Apple’s software doesn’t tell much about power levels, something which Connectix tries to rectify. You can set CPU to display a graphical battery draining, the percent of battery power left, an estimated amount of time you can use the machine, the processor speed, and those old favorites, the time and date. I like seeing this information, since it tells me more clearly when I should head for the plug. For those of you without CPU, Nisus Compact also includes a percent of battery left indication, and it and CPU even more or less agree.

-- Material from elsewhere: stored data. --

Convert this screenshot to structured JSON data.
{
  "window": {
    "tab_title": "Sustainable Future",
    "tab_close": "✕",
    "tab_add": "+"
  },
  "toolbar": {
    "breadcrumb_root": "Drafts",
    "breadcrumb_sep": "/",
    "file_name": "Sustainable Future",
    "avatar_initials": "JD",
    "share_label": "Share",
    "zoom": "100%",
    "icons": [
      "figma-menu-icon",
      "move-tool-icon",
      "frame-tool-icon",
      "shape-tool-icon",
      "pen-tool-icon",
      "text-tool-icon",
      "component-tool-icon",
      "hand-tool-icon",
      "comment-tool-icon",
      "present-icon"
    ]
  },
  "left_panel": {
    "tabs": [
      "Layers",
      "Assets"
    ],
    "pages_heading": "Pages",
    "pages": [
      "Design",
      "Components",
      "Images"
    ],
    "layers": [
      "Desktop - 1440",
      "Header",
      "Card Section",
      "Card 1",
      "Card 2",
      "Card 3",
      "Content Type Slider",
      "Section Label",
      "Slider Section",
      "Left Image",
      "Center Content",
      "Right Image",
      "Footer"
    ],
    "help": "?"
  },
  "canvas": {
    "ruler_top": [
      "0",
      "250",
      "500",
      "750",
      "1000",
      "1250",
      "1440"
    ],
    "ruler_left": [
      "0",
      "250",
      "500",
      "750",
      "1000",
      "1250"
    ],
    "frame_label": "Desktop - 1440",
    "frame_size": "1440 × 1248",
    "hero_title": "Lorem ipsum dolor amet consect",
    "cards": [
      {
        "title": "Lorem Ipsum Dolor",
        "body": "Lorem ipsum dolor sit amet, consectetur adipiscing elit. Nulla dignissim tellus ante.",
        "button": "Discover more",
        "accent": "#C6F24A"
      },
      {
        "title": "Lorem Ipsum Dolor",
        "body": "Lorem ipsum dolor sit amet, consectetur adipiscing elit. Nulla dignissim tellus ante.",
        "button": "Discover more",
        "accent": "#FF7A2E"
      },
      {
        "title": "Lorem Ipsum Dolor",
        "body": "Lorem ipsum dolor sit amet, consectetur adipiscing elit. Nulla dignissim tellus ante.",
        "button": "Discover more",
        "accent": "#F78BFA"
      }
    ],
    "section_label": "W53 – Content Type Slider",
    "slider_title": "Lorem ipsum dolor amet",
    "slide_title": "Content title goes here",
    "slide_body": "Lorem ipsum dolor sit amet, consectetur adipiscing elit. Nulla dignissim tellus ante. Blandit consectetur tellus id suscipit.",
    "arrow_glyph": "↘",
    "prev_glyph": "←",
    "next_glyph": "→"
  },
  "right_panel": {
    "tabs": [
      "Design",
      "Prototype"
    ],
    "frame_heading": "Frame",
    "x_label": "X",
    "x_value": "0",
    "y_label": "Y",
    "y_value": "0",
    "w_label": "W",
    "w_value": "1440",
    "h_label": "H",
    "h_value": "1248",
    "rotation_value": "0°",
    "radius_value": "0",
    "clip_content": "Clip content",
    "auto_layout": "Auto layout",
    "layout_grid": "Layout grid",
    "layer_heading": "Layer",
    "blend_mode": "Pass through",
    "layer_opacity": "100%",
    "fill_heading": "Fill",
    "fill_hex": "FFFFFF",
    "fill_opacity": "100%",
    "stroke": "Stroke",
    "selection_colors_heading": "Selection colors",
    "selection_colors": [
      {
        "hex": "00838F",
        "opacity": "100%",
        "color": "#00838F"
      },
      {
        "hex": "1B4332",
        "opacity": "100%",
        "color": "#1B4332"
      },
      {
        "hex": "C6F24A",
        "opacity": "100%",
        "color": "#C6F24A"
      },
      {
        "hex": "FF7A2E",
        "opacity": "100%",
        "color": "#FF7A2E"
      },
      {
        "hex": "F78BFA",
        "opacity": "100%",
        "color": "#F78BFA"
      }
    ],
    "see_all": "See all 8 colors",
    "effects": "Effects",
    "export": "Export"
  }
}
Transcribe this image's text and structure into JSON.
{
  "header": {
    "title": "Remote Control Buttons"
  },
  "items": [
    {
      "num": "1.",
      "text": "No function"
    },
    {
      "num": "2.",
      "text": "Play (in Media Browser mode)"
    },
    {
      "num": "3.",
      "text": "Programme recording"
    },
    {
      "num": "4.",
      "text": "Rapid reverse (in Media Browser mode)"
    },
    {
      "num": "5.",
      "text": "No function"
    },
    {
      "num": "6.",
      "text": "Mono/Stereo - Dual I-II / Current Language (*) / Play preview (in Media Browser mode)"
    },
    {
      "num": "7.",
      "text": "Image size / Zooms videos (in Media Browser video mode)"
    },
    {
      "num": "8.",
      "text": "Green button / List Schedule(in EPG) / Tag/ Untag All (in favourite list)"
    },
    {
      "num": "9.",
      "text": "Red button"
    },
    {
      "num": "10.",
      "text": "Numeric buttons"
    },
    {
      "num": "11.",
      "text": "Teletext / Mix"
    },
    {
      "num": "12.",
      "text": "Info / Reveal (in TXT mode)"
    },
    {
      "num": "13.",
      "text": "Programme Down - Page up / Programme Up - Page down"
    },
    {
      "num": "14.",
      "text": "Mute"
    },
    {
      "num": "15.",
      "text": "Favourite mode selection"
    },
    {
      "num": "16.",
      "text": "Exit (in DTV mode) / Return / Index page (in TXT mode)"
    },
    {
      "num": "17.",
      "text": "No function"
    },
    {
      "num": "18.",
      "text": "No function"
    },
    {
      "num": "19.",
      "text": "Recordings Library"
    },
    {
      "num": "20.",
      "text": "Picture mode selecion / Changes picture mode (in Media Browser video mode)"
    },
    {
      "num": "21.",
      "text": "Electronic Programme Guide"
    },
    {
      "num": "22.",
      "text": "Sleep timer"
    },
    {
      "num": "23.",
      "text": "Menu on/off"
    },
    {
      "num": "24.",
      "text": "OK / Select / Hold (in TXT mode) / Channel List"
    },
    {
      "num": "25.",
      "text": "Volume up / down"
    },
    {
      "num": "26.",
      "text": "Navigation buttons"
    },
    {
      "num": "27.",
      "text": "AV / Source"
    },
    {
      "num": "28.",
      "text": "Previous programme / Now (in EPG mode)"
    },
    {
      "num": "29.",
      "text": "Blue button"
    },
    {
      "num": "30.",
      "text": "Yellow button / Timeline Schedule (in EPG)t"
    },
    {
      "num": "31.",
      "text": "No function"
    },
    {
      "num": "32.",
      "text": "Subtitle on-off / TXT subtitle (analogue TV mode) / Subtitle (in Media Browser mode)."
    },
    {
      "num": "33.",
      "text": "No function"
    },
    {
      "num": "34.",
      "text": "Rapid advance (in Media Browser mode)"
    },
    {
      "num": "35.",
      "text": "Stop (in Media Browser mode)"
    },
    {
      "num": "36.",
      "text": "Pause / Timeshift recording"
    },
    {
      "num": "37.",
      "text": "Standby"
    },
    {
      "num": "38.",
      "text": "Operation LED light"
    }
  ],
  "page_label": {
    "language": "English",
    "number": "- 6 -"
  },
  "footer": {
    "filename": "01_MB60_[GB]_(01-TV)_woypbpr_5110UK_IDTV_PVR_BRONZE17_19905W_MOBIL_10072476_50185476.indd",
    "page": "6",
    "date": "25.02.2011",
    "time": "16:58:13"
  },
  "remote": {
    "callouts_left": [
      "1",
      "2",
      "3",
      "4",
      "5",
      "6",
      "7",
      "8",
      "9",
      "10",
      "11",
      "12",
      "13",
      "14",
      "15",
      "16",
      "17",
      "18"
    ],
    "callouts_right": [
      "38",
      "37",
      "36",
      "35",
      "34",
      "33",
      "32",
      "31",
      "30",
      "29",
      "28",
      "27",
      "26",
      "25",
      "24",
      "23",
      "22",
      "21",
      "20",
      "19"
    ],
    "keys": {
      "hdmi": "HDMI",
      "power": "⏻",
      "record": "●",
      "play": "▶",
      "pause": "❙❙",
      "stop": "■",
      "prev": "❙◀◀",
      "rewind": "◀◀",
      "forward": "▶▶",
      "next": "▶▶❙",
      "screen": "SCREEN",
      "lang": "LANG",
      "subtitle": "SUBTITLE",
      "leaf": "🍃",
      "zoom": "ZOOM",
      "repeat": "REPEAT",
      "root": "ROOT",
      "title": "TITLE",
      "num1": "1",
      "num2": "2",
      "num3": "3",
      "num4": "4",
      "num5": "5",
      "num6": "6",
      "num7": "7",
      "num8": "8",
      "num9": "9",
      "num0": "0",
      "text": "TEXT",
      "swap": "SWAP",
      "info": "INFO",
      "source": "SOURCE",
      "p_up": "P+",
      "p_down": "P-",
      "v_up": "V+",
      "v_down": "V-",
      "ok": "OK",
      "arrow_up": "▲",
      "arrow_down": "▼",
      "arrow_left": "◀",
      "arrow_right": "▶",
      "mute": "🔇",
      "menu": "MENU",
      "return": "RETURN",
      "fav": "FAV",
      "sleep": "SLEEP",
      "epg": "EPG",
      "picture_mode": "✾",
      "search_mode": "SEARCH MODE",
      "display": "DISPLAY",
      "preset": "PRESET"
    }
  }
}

Conclusion — Enough on CPU, especially since I hear that After Hours Software will soon offer Guy’s Utilities for Macintosh – PowerBook Edition (GUM-P, and yup, that means other editions will come soon), and what I’ve heard is good. Now if only we could work out a better acronym for Guy… Guy’s Utilities for Macintosh PowerBooks Taken In and Out of …. Nebraska? 🙂 I talked to Guy briefly about GUM-P, and as far as I could tell, it has basically the same feature set as CPU, but includes a utility that can synchronize files between a desktop Mac and a PowerBook. I suspect you could put together a suite of shareware utilities that would provide some of the functionality of these packages, but you would risk more conflicts, due to the number of different extensions from different sources.